III

Après avoir lu la lettre, je n'avais pas le courage de continuer à ouvrir des paquets. Je m'assis sur un tabouret en bois comme quelqu'un qui vient de parcourir un long trajet. Que pouvais-je faire ? Le moment était mal choisi pour me décourager. On ne vainc pas la tristesse en restant inactif, de sorte que j'optai pour mobiliser mon énergie. Je pensai que ce serait une bonne idée de m'approcher du phare. Si je ne me réconciliais pas avec le responsable, du moins ferais-je de l'exercice et chasserais-je les souvenirs. L'aliénation de cet individu n'était peut-être qu'un égarement passager. J'étais prêt à l'excuser. Le capitaine s'était introduit chez lui sans grands égards et avec l'arrogance d'un coq. Et nous l'avions surpris dans son sommeil. Mais un gardien de phare intelligent dort le jour et travaille la nuit, en surveillant la régularité des lumières. Nous étions habitués au contact humain sur le bateau, à la promiscuité presque obscène. Pas lui. Imaginons sa surprise en voyant arriver deux inconnus là, au bout du monde.

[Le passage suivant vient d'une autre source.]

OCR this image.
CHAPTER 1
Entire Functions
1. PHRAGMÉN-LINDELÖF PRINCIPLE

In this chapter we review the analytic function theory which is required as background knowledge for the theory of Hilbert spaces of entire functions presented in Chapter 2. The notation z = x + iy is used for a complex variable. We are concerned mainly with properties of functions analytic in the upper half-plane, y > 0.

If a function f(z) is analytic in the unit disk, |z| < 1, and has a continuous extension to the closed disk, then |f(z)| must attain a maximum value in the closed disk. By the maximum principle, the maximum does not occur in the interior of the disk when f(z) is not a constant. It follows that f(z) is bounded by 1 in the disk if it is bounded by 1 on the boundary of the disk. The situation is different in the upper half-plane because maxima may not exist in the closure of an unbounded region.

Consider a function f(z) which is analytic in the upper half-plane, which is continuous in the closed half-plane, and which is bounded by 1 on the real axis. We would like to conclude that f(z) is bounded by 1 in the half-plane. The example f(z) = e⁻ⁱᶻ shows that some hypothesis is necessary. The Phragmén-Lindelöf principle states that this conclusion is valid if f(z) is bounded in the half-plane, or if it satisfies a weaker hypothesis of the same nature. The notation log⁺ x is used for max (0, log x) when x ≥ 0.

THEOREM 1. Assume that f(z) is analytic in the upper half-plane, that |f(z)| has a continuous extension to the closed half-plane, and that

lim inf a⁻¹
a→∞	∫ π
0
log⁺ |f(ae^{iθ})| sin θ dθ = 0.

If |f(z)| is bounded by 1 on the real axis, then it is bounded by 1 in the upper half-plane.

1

Toute la vitalité de l'île se résumait à la forêt. Mais plus je m'enfonçais dans la végétation, plus je l'associais à un mode de vie à l'état latent, accidentel, effrayant et stérile. Les buissons, par exemple, projetaient des branches épaisses et apparemment solides. Lorsque je les repliais, elles se brisaient comme des carottes. Un jour, l'hiver arriverait et la neige ferait crever les arbres à coups de marteau. Cette forêt évoquait une armée qui signerait la défaite avant la bataille. A mi-chemin, cependant, je m'arrêtai en découvrant une grande dalle de marbre, d'où sortait un simple tuyau en bronze. La dalle se dressait contre un mur naturel, encadré par de la mousse noire. L'endroit était bien choisi parce que l'absence de relief y avait créé un petit bassin. Un filet d'eau coulait de façon ininterrompue du tuyau. Il tombait dans un grand seau métallique qui débordait. Un autre, vide, attendait à côté. Je compris que je me trouvais devant la fontaine qui alimentait le phare en eau potable.

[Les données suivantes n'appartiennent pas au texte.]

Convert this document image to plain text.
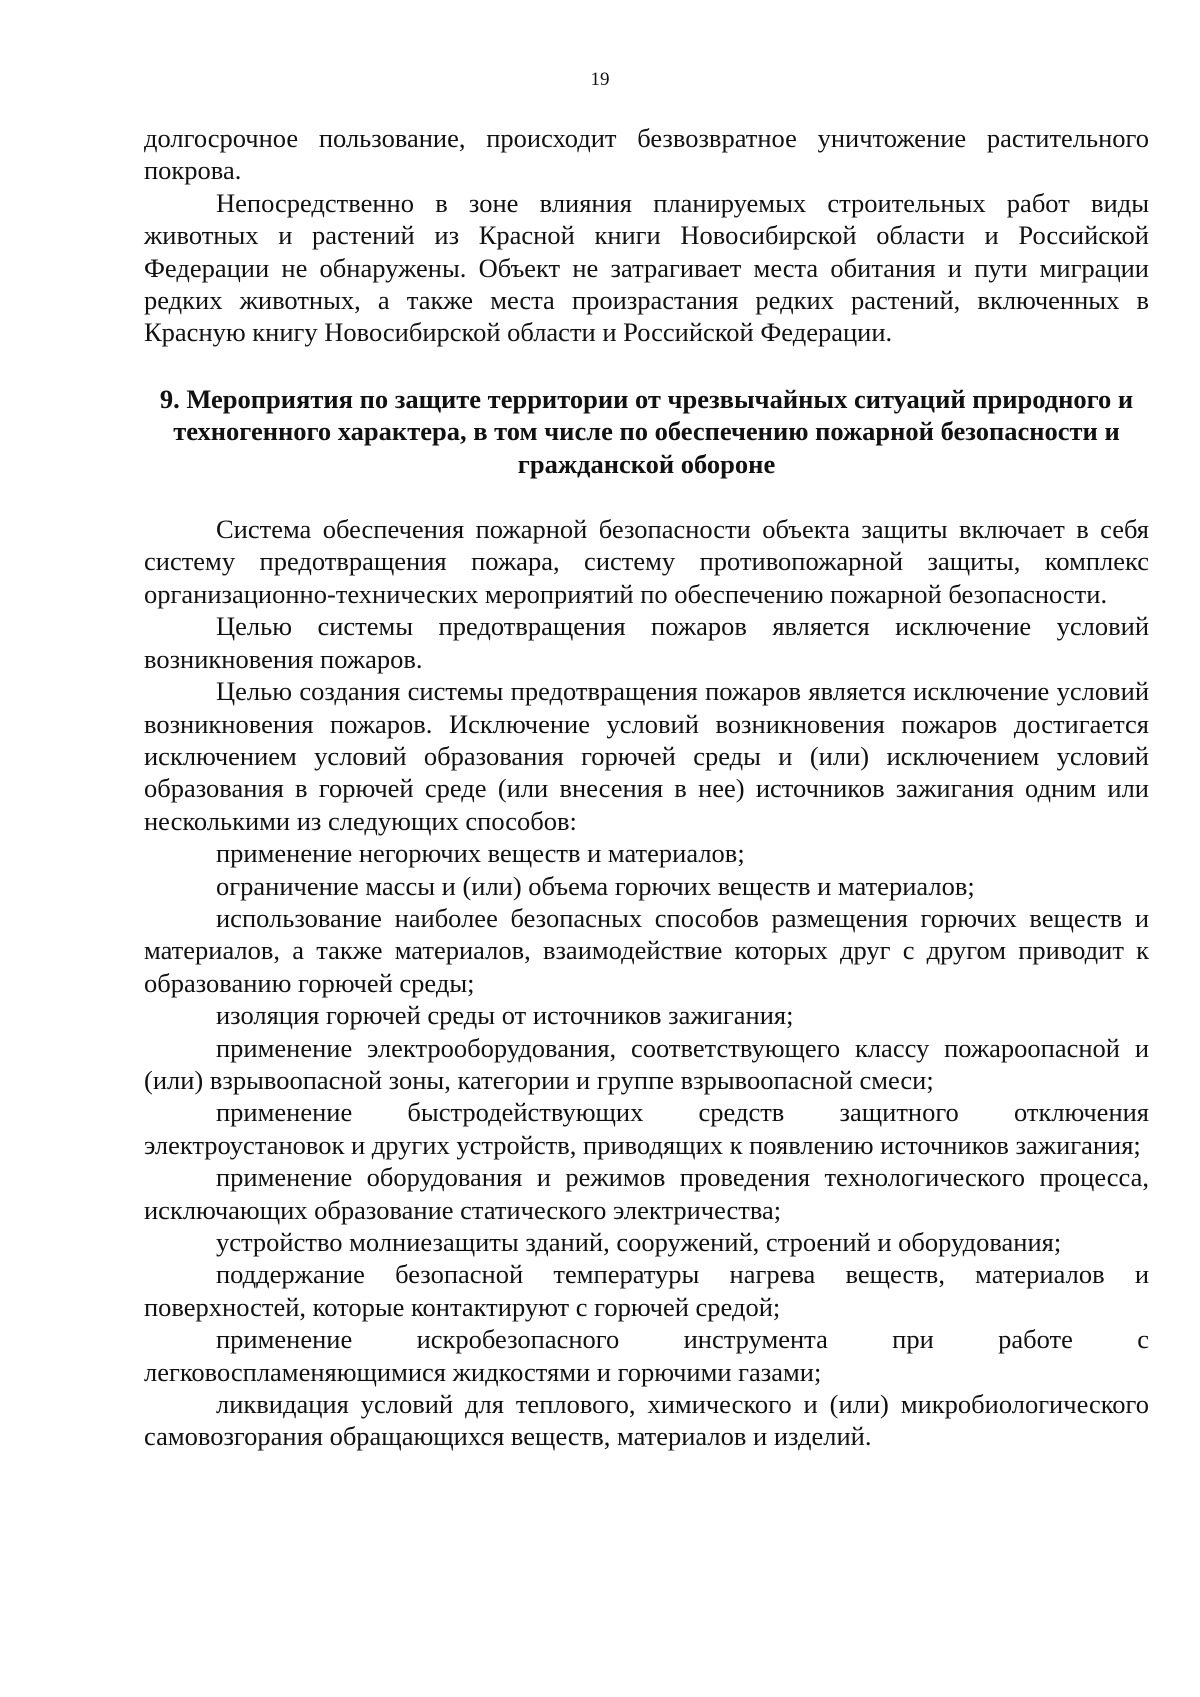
19

долгосрочное пользование, происходит безвозвратное уничтожение растительного покрова.

Непосредственно в зоне влияния планируемых строительных работ виды животных и растений из Красной книги Новосибирской области и Российской Федерации не обнаружены. Объект не затрагивает места обитания и пути миграции редких животных, а также места произрастания редких растений, включенных в Красную книгу Новосибирской области и Российской Федерации.

9. Мероприятия по защите территории от чрезвычайных ситуаций природного и техногенного характера, в том числе по обеспечению пожарной безопасности и гражданской обороне

Система обеспечения пожарной безопасности объекта защиты включает в себя систему предотвращения пожара, систему противопожарной защиты, комплекс организационно-технических мероприятий по обеспечению пожарной безопасности.

Целью системы предотвращения пожаров является исключение условий возникновения пожаров.

Целью создания системы предотвращения пожаров является исключение условий возникновения пожаров. Исключение условий возникновения пожаров достигается исключением условий образования горючей среды и (или) исключением условий образования в горючей среде (или внесения в нее) источников зажигания одним или несколькими из следующих способов:

применение негорючих веществ и материалов;

ограничение массы и (или) объема горючих веществ и материалов;

использование наиболее безопасных способов размещения горючих веществ и материалов, а также материалов, взаимодействие которых друг с другом приводит к образованию горючей среды;

изоляция горючей среды от источников зажигания;

применение электрооборудования, соответствующего классу пожароопасной и (или) взрывоопасной зоны, категории и группе взрывоопасной смеси;

применение быстродействующих средств защитного отключения электроустановок и других устройств, приводящих к появлению источников зажигания;

применение оборудования и режимов проведения технологического процесса, исключающих образование статического электричества;

устройство молниезащиты зданий, сооружений, строений и оборудования;

поддержание безопасной температуры нагрева веществ, материалов и поверхностей, которые контактируют с горючей средой;

применение искробезопасного инструмента при работе с легковоспламеняющимися жидкостями и горючими газами;

ликвидация условий для теплового, химического и (или) микробиологического самовозгорания обращающихся веществ, материалов и изделий.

Il est curieux de voir la façon dont nous sélectionnons les objets sur lesquels se pose notre regard. Lors de ma première promenade, avec le capitaine, la fontaine était passée inaperçue à mes yeux. Nous n'y avions pas prêté attention parce que nous cherchions des signes plus importants. Mais maintenant j'étais seul, complètement seul, et un tuyau en bronze qui vomissait de l'eau était un objet digne d'un grand intérêt. Je m'approchai et je vis au-dessus du tuyau une inscription en lettres irrégulières. Voilà ce que l'on pouvait lire :

BATÍS CAFFÓ VIT ICI.

BATÍS CAFFÓ A FAIT CETTE FONTAINE.

BATÍS CAFFÓ A ÉCRIT CELA.

BATÍS CAFFÓ SAIT SE DÉFENDRE.

BATÍS CAFFÓ DOMINE LES OCÉANS.

BATÍS CAFFÓ POSSÈDE CE QU'IL VEUT ET N'AIME QUE CE QU'IL POSSÈDE.

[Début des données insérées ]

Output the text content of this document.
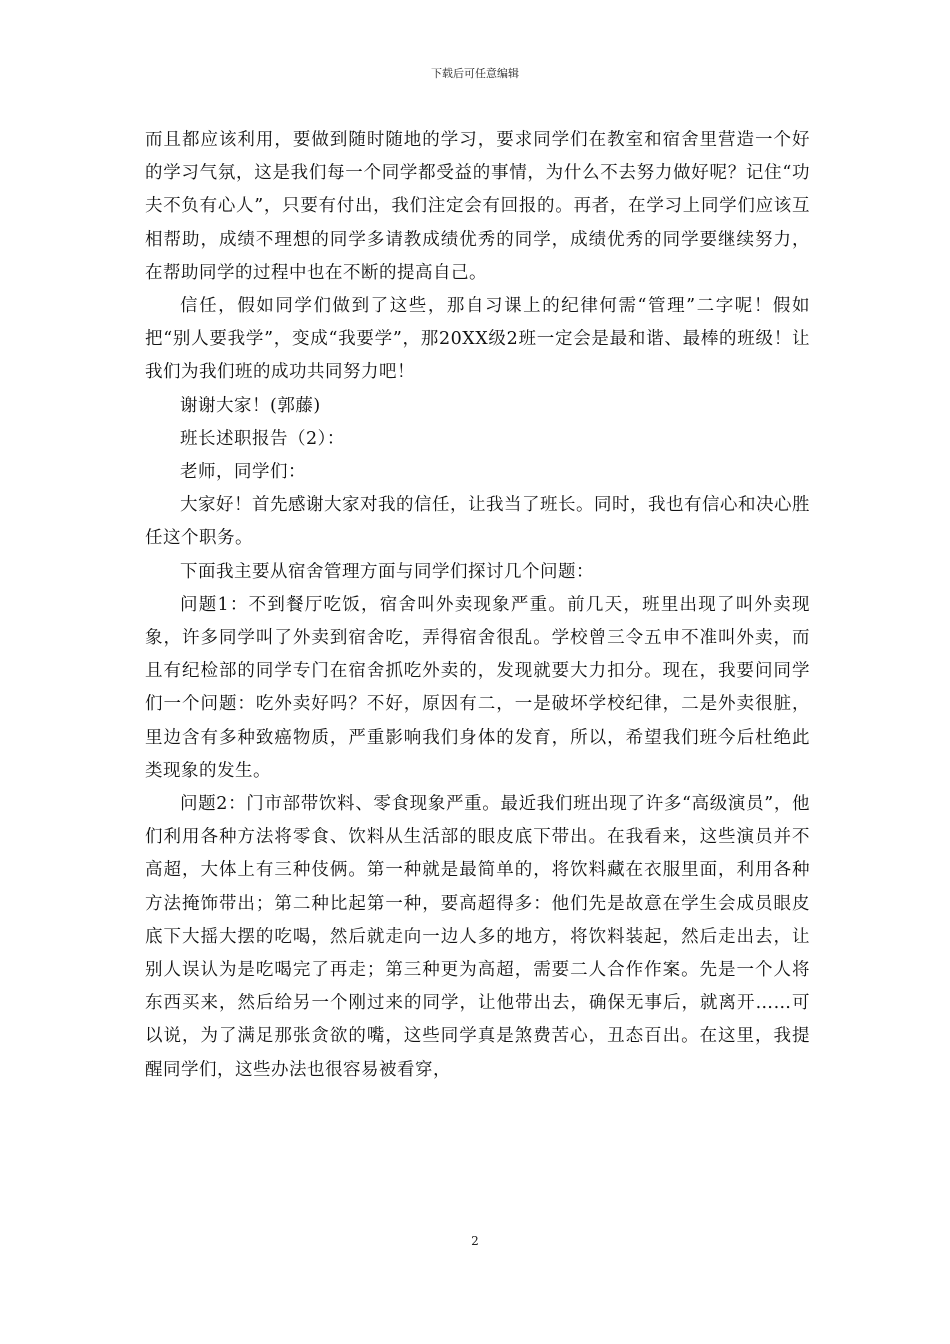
下载后可任意编辑

而且都应该利用，要做到随时随地的学习，要求同学们在教室和宿舍里营造一个好的学习气氛，这是我们每一个同学都受益的事情，为什么不去努力做好呢？记住“功夫不负有心人”，只要有付出，我们注定会有回报的。再者，在学习上同学们应该互相帮助，成绩不理想的同学多请教成绩优秀的同学，成绩优秀的同学要继续努力，在帮助同学的过程中也在不断的提高自己。

信任，假如同学们做到了这些，那自习课上的纪律何需“管理”二字呢！假如把“别人要我学”，变成“我要学”，那20XX级2班一定会是最和谐、最棒的班级！让我们为我们班的成功共同努力吧！

谢谢大家！(郭藤)

班长述职报告（2）：

老师，同学们：

大家好！首先感谢大家对我的信任，让我当了班长。同时，我也有信心和决心胜任这个职务。

下面我主要从宿舍管理方面与同学们探讨几个问题：

问题1：不到餐厅吃饭，宿舍叫外卖现象严重。前几天，班里出现了叫外卖现象，许多同学叫了外卖到宿舍吃，弄得宿舍很乱。学校曾三令五申不准叫外卖，而且有纪检部的同学专门在宿舍抓吃外卖的，发现就要大力扣分。现在，我要问同学们一个问题：吃外卖好吗？不好，原因有二，一是破坏学校纪律，二是外卖很脏，里边含有多种致癌物质，严重影响我们身体的发育，所以，希望我们班今后杜绝此类现象的发生。

问题2：门市部带饮料、零食现象严重。最近我们班出现了许多“高级演员”，他们利用各种方法将零食、饮料从生活部的眼皮底下带出。在我看来，这些演员并不高超，大体上有三种伎俩。第一种就是最简单的，将饮料藏在衣服里面，利用各种方法掩饰带出；第二种比起第一种，要高超得多：他们先是故意在学生会成员眼皮底下大摇大摆的吃喝，然后就走向一边人多的地方，将饮料装起，然后走出去，让别人误认为是吃喝完了再走；第三种更为高超，需要二人合作作案。先是一个人将东西买来，然后给另一个刚过来的同学，让他带出去，确保无事后，就离开……可以说，为了满足那张贪欲的嘴，这些同学真是煞费苦心，丑态百出。在这里，我提醒同学们，这些办法也很容易被看穿，

2
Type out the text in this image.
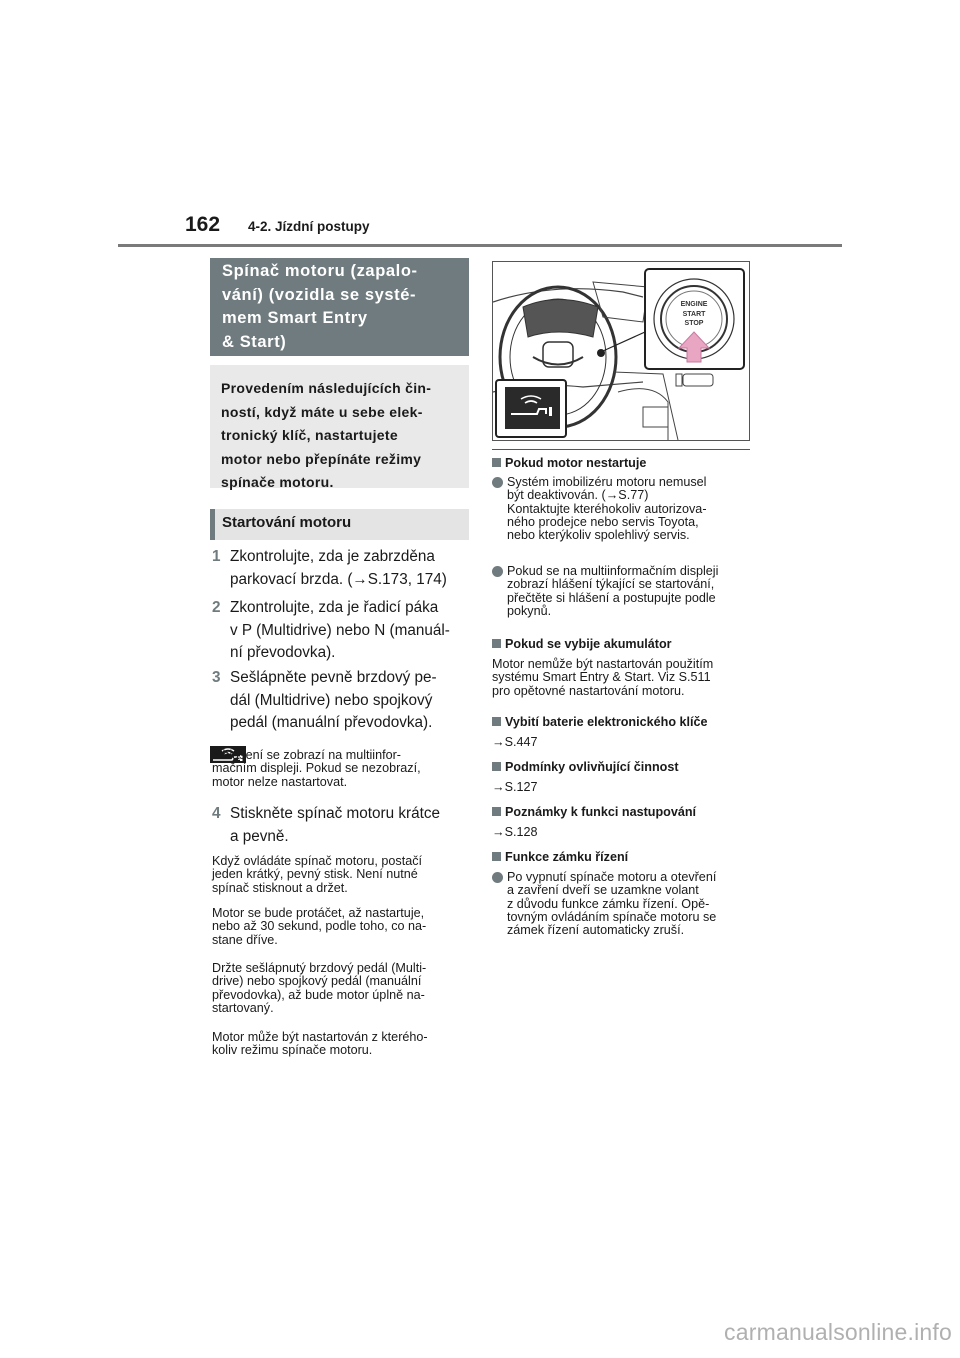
162 4-2. Jízdní postupy
Spínač motoru (zapalo-
vání) (vozidla se systé-
mem Smart Entry
& Start)
Provedením následujících čin-
ností, když máte u sebe elek-
tronický klíč, nastartujete
motor nebo přepínáte režimy
spínače motoru.
Startování motoru
1 Zkontrolujte, zda je zabrzděna
parkovací brzda. (→S.173, 174)
2 Zkontrolujte, zda je řadicí páka
v P (Multidrive) nebo N (manuál-
ní převodovka).
3 Sešlápněte pevně brzdový pe-
dál (Multidrive) nebo spojkový
pedál (manuální převodovka).
a hlášení se zobrazí na multiinfor-
mačním displeji. Pokud se nezobrazí,
motor nelze nastartovat.
4 Stiskněte spínač motoru krátce
a pevně.
Když ovládáte spínač motoru, postačí
jeden krátký, pevný stisk. Není nutné
spínač stisknout a držet.
Motor se bude protáčet, až nastartuje,
nebo až 30 sekund, podle toho, co na-
stane dříve.
Držte sešlápnutý brzdový pedál (Multi-
drive) nebo spojkový pedál (manuální
převodovka), až bude motor úplně na-
startovaný.
Motor může být nastartován z kterého-
koliv režimu spínače motoru.
ENGINE
START
STOP
Pokud motor nestartuje
Systém imobilizéru motoru nemusel
být deaktivován. (→S.77)
Kontaktujte kteréhokoliv autorizova-
ného prodejce nebo servis Toyota,
nebo kterýkoliv spolehlivý servis.
Pokud se na multiinformačním displeji
zobrazí hlášení týkající se startování,
přečtěte si hlášení a postupujte podle
pokynů.
Pokud se vybije akumulátor
Motor nemůže být nastartován použitím
systému Smart Entry & Start. Viz S.511
pro opětovné nastartování motoru.
Vybití baterie elektronického klíče
→S.447
Podmínky ovlivňující činnost
→S.127
Poznámky k funkci nastupování
→S.128
Funkce zámku řízení
Po vypnutí spínače motoru a otevření
a zavření dveří se uzamkne volant
z důvodu funkce zámku řízení. Opě-
tovným ovládáním spínače motoru se
zámek řízení automaticky zruší.
carmanualsonline.info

BATÍS CAFFÓ EST BATÍS CAFFÓ ET BATÍS CAFFÓ EST BATÍS CAFFÓ.

Je le déplorai. Adieux espoirs de concorde. Cette dalle me parlait d'un esprit aussi fragmenté qu'irrécupérable. Mais je n'avais rien de mieux à faire et je continuai le chemin qui me conduisait au phare. Une fois au pied de la construction, je trouvai la porte fermée. « Ohé, ohé », criai-je, imitant le capitaine.

Personne ne me répondit ; le seul bruit qui me parvint était celui des vagues se brisant sur la côte. Je pensai aux inscriptions de la fontaine. Il me vint à l'esprit que l'homme devait être présomptueux, parce que toutes les phrases commençaient par son nom. Que ce fût par manque d'intelligence, ou par un culte aigu de la personnalité — défauts qui se rejoignent souvent —, il avait besoin de réaffirmer son identité. Mon invocation se fit plus stratégique, réitérant souvent son nom :

— Batís ! criai-je, mettant mes mains en porte-voix. Batís ! Batís ! Eh, Batís ! Ouvrez, s'il vous plaît. Je suis le climatologue.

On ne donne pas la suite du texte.